Solved – KS test for bimodal and unimodal distribution

bimodalhypothesis testingkolmogorov-smirnov testr

I am quite new to statistical tests and not sure how to exactly describe my question. I searched but could not find similar questions. Please do let me know if this is a redundant question.

I recently tried to compare a distribution between male and female. Two-sample KS test seems to be a good fit and the result is somewhat strange to me. The distributions are shown in the following graph.

Dist for male and female:

image

It is quite obvious that there are two modes in female's distribution, whereas only one exists in male's. The two sample KS test gives me somewhat weird result:

Two-sample Kolmogorov-Smirnov test

data:  male and female
D = 0.10714, p-value = 0.9834
alternative hypothesis: two-sided

The large p-value indicates insufficient evidence to reject the null hypothesis that they come from the same probability distribution, right? I think one of the reason is that my sample size is very low: (20+ for male and 50+ for female). But it is still too big — whereas the empirical distributions are bimodal and unimodal.

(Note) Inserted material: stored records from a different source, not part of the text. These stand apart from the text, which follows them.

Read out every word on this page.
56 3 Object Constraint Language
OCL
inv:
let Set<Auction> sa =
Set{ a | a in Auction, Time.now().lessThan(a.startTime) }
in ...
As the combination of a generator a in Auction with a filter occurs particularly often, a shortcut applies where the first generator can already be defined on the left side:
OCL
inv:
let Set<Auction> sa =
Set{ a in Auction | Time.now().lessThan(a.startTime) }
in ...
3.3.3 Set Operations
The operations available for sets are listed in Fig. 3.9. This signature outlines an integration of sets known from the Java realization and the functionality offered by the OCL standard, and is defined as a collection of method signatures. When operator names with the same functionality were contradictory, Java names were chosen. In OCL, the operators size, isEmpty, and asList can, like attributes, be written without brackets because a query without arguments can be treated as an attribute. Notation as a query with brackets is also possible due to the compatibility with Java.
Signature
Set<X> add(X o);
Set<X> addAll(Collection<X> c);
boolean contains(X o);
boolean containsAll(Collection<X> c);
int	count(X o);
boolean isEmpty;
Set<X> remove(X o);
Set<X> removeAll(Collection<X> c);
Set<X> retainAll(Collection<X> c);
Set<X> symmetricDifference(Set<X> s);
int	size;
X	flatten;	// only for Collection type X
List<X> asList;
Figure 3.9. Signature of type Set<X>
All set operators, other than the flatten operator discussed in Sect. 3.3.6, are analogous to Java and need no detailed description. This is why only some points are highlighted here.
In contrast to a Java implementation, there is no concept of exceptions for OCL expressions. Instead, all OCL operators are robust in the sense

Is there other more appropriate tests that I should use for these samples?

Best Answer

The Kolmogorov-Smirnov test measures the supremum of the difference between two CDFs. So a good way to understand why the test is insignificant is to plot the cumulative distribution functions. In any case, looking at the two density estimates, the distributions look quite similar to me. The bimodal distribution might be an artifact of the density estimate using too small a bandwidth.